Bloodlands: Europe Between Hitler and Stalin, in detail
Bloodlands is Timothy Snyder's account of the territories between Nazi Germany and the Soviet Union — principally Poland, Ukraine, Belarus, and the Baltic states — where the two regimes' violence overlapped between 1933 and 1945. In this zone, which Snyder calls the bloodlands, fourteen million people were deliberately killed in a little over a decade. Snyder's central intervention is to treat Nazi and Soviet mass murder together, in the same geographic and chronological frame, rather than as separate histories studied by separate scholarly traditions.
The book opens with the Soviet famine in Ukraine in 1932–33, the Holodomor, in which roughly 3.3 million Ukrainians were starved to death as a matter of deliberate policy. It then moves through the Soviet mass shootings of 1937–38, the German-Soviet cooperation of 1939–41, the German invasion of the Soviet Union, and the unfolding of the Holocaust on Eastern European soil. Snyder is particularly careful to distinguish different categories of killing: starvation as policy, execution by shooting, the gas chambers, and the deliberate starvation of Soviet prisoners of war. Each method has its own logic and its own perpetrators.

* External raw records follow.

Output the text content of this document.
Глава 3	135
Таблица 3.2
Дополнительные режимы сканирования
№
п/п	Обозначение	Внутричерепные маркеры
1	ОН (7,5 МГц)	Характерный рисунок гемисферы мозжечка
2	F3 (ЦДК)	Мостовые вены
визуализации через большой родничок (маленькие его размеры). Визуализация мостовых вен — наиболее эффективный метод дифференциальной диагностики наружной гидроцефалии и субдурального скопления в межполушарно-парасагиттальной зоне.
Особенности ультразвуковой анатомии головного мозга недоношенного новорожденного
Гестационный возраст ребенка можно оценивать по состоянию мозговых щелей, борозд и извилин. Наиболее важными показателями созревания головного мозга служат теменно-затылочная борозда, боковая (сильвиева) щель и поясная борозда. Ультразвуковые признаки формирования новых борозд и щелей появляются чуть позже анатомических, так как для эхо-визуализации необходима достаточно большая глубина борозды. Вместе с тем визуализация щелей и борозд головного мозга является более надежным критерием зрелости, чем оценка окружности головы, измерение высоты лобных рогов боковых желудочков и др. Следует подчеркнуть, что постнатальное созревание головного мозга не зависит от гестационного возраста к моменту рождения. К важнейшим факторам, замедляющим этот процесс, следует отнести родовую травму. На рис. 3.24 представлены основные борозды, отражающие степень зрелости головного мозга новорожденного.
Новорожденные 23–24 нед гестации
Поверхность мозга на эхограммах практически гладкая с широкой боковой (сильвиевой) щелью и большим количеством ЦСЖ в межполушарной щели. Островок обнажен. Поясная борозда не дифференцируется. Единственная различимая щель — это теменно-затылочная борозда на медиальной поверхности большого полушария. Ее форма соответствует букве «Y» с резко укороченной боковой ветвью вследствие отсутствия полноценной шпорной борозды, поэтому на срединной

One of Snyder's most important arguments concerns what the Holocaust actually looked like on the ground. Most of the Jewish victims of the Nazi genocide were not gassed in camps. They were shot in fields and forests in the east, often by local police forces, often in front of their neighbors. Auschwitz became the iconic site of the Holocaust largely because its survivors were disproportionately Western European Jews who lived to testify. The bloodlands Jews left far fewer witnesses.
Bloodlands is demanding and deliberately unflinching. Snyder ends each chapter with individual names and stories, refusing to let the statistics remain abstract. The book is not a comparative study of totalitarianism in the philosophical sense but a geographic and chronological reckoning with what two ideological systems produced when they competed for control of the same territory and the same people.
The big ideas
- 1.
Fourteen million people were deliberately killed in the bloodlands between 1933 and 1945, the majority before the Holocaust began and many by the Soviet regime.
- 2.
Treating Nazi and Soviet violence separately distorts our understanding of both. They overlapped in time, place, and method, and each regime's choices were shaped by the other's presence.
- 3.
The Holodomor — the deliberate Soviet starvation of Ukraine in 1932–33 — was a mass killing event comparable in scale to many phases of the Holocaust and should be understood as such.